Hope died hard in the matter of Joe but the days passed without any word of him or his ship. It was over three years since Joe had been home and Pat always knew, when she surprised a certain look in mother's eyes, that she was longing for her sailor boy. It would shadow mother's Christmas a bit if Joe didn't get home in time for it.

Pat had hoped for a fine Christmas day, clear and crisp, with a crackle of frost and unspoiled fields of snow and caps of lovely white fur on the posts down the lane: but she felt dubious as she took her last look from the kitchen door late on Christmas Eve. She and Judy had stayed up to make the stuffing for "the birds" but Judy was now folding weary hands for slumber in the kitchen chamber and Tillytuck had gone to sleep, perchance to snore, in the granary loft. A snarling, quarrelsome wind was fighting with the white birches and wailing around the barns. It did not sound like a fine day on the morrow but one must hope for the best, as Judy said. Pat shut out the chill of the winter night and paused a moment in the warm old kitchen to gloat over things in general. Everything she loved best was safe under her roof.
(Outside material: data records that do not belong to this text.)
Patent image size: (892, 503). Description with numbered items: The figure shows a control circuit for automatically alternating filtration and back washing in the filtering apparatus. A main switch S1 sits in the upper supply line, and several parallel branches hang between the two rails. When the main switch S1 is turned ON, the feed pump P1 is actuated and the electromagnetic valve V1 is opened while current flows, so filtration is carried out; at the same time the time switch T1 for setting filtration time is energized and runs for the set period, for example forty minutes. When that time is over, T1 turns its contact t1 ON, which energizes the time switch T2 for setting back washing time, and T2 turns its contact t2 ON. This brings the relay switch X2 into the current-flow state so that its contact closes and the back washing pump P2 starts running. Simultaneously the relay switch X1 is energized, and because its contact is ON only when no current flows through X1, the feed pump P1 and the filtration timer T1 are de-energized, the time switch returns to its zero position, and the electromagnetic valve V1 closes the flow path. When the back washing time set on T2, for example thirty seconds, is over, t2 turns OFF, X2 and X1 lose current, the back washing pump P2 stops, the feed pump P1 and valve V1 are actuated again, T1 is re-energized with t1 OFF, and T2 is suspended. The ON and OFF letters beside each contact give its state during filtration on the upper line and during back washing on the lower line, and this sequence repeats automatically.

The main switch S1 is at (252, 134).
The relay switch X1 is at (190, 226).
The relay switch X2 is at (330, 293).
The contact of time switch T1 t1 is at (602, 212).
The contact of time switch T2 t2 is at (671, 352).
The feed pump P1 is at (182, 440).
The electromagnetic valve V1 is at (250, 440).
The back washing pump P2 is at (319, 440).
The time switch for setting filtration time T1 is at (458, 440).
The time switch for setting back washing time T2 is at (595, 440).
The house seemed breathing softly and contentedly in its sleep. Life was very sweet.

Pat's hopes for a fine day were vain. Christmas morning dawned on a dreadful combination of fog and rain. Rain by itself, Pat always thought, was an honest thing ... fog lovely and eerie ... but together they were horrible. Tillytuck agreed with her.

"It's fogging, Judy," he said dolefully when he came in for breakfast. "Fogging hard. I can put up with a rainy day but I can't come these half-and-halfs, like a woman who never knows her own mind. No, sir."